I’m not sure if there is a general consensus, but I would like to add another interpretation different from the ones already mentioned.

I tend to say it is

• not a number, since we want it to be ‘an inverse of $b$ modulo $m$‘, without specifying which inverse. I mean, why should an inverse of $b$ modulo $m$ be defined as $\frac1b$ and not $\frac{1+m}b$ or $\frac1{b+m}$?
• not a congruence class modulo $m$. This is because in high school the relation ‘$\equiv\pmod m$‘ is usually introduced without even mentioning ring theory, we simply define it as some equivalence relation on integers: $a\equiv b\pmod m$ and not $(a+m\mathbb{Z})\equiv(b+m\mathbb{Z})\pmod m$.

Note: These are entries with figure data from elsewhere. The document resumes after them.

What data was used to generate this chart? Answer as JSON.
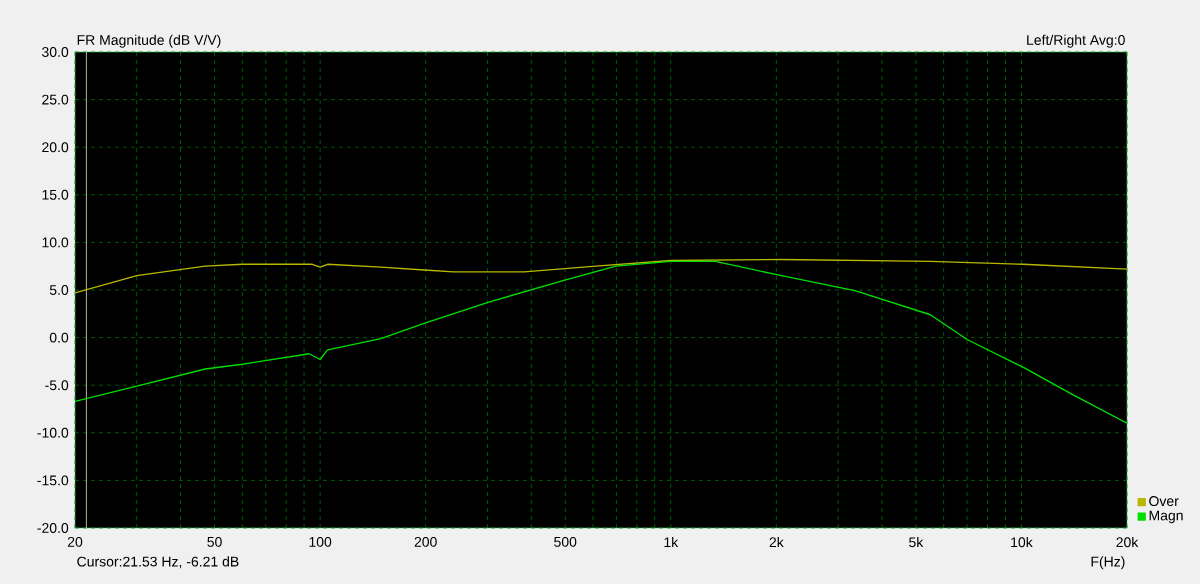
{
  "chart_data": {
    "type": "line",
    "title": "FR Magnitude (dB V/V)",
    "xlabel": "F(Hz)",
    "annotations": [
      "Left/Right  Avg:0",
      "Cursor:21.53 Hz, -6.21 dB"
    ],
    "log": "x",
    "grid": true,
    "legend": "bottom right",
    "xlim": [
      20,
      20000
    ],
    "ylim": [
      -20,
      30
    ],
    "xticks": [
      {
        "value": 20,
        "label": "20"
      },
      {
        "value": 30,
        "label": null
      },
      {
        "value": 40,
        "label": null
      },
      {
        "value": 50,
        "label": "50"
      },
      {
        "value": 60,
        "label": null
      },
      {
        "value": 70,
        "label": null
      },
      {
        "value": 80,
        "label": null
      },
      {
        "value": 90,
        "label": null
      },
      {
        "value": 100,
        "label": "100"
      },
      {
        "value": 200,
        "label": "200"
      },
      {
        "value": 300,
        "label": null
      },
      {
        "value": 400,
        "label": null
      },
      {
        "value": 500,
        "label": "500"
      },
      {
        "value": 600,
        "label": null
      },
      {
        "value": 700,
        "label": null
      },
      {
        "value": 800,
        "label": null
      },
      {
        "value": 900,
        "label": null
      },
      {
        "value": 1000,
        "label": "1k"
      },
      {
        "value": 2000,
        "label": "2k"
      },
      {
        "value": 3000,
        "label": null
      },
      {
        "value": 4000,
        "label": null
      },
      {
        "value": 5000,
        "label": "5k"
      },
      {
        "value": 6000,
        "label": null
      },
      {
        "value": 7000,
        "label": null
      },
      {
        "value": 8000,
        "label": null
      },
      {
        "value": 9000,
        "label": null
      },
      {
        "value": 10000,
        "label": "10k"
      },
      {
        "value": 20000,
        "label": "20k"
      }
    ],
    "yticks": [
      {
        "value": -20,
        "label": "-20.0"
      },
      {
        "value": -15,
        "label": "-15.0"
      },
      {
        "value": -10,
        "label": "-10.0"
      },
      {
        "value": -5,
        "label": "-5.0"
      },
      {
        "value": 0,
        "label": "0.0"
      },
      {
        "value": 5,
        "label": "5.0"
      },
      {
        "value": 10,
        "label": "10.0"
      },
      {
        "value": 15,
        "label": "15.0"
      },
      {
        "value": 20,
        "label": "20.0"
      },
      {
        "value": 25,
        "label": "25.0"
      },
      {
        "value": 30,
        "label": "30.0"
      }
    ],
    "ref_lines": [
      {
        "axis": "x",
        "value": 21.53,
        "color": "#d0d0a8"
      }
    ],
    "series": [
      {
        "name": "Over",
        "color": "#b8b800",
        "x": [
          20,
          30,
          47,
          60,
          95,
          100,
          105,
          149,
          198,
          240,
          382,
          611,
          1000,
          2070,
          5500,
          10100,
          20000
        ],
        "values": [
          4.7,
          6.5,
          7.5,
          7.7,
          7.7,
          7.4,
          7.7,
          7.4,
          7.1,
          6.9,
          6.9,
          7.5,
          8.1,
          8.2,
          8.0,
          7.7,
          7.2
        ]
      },
      {
        "name": "Magn",
        "color": "#00e000",
        "x": [
          20,
          30,
          47,
          60,
          93,
          100,
          105,
          149,
          198,
          301,
          484,
          697,
          1000,
          1340,
          2070,
          3370,
          5500,
          7000,
          10100,
          14000,
          20000
        ],
        "values": [
          -6.7,
          -5.1,
          -3.3,
          -2.8,
          -1.7,
          -2.3,
          -1.3,
          -0.1,
          1.5,
          3.7,
          5.9,
          7.5,
          8.0,
          8.0,
          6.5,
          4.9,
          2.4,
          -0.2,
          -3.1,
          -6.0,
          -9.0
        ]
      }
    ]
  }
}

If not a number nor a congruence class, then what should it be?

I’d say it isn’t a thing, it’s just a notation used in congruences representing an unspecified inverse of $b$ modulo $m$. I.e, $\frac ab\equiv c\pmod m$ is a notation meaning as much as $a\equiv bc\pmod m$ (provided $\gcd(b,m)=1$), but $\frac ab$ has no meaning to me when pulled out the congruence.
Note that this point of view still conserves the expected properties suggested by the rational numbers, such as $b\cdot\frac ab\equiv a\pmod m$ and $\frac ab+\frac cd\equiv\frac{ad+bc}{bd}\pmod m$ (provided the inverses exist).